Features such as selection that grows "inside out" (or bottom-up) rather than line by line, moving a selection around to the next/previous valid position, moving various delimiters around to next/previous valid position, enclosing whatever’s under the cursor in a new block/pair of parens, and so on.
Unless we’re talking about FORTRAN or COBOL circa 1960, source code is a tree natively and text only incidentally.
Have a look at Neovim with its Tree-Sitter parser, it enables such 'growing selections' natively.
It's also relatively easy to write plugins based on the parsed AST. I wrote treesitter-unit[1] making it easy to select/modify the subtree of the selection.
I have been learning Racket on and off for the last few years as part of an interest in DSLs. (The documentation is well written, but I confess a certain kind of impatience with it because it is hard for me to get task-specific information when I'm trying to solve a particular problem.)
I recently had to remove parinfer because its inferences in multi-line syntax-parse statements were not great: I had to join a bunch of lines together to put in the parentheses I needed and lost placement. Parinfer's unwillingness to let me balance parentheses manually is a frustration. Am I misusing it?

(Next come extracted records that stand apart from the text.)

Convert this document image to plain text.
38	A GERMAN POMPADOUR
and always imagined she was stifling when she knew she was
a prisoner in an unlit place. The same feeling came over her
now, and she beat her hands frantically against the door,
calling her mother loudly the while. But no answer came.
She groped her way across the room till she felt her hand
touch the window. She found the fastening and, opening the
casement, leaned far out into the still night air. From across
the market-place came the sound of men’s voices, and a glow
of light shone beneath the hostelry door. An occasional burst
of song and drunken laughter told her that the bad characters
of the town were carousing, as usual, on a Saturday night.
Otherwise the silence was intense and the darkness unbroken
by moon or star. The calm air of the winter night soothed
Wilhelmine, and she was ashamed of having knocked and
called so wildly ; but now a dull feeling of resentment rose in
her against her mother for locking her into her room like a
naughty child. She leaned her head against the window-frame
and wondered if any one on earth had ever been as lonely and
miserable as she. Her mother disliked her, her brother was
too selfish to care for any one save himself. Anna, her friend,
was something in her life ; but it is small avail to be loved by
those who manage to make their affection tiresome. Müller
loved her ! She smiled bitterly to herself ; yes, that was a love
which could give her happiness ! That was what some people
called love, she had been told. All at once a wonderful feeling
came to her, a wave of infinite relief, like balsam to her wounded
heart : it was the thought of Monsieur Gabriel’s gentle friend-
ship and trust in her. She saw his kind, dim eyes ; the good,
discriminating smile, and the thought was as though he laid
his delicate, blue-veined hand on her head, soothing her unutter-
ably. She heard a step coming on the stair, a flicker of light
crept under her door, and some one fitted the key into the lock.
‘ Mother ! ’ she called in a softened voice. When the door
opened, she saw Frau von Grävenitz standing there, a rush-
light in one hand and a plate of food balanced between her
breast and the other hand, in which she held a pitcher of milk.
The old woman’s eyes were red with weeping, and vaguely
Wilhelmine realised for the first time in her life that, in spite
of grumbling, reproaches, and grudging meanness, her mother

Features such as selection that grows "inside out" (or bottom-up) rather than line by line, moving a selection around to the next/previous valid position, moving various delimiters around to next/previous valid position, enclosing whatever’s under the cursor in a new block/pair of parens, and so on.
Unless we’re talking about FORTRAN or COBOL circa 1960, source code is a tree natively and text only incidentally.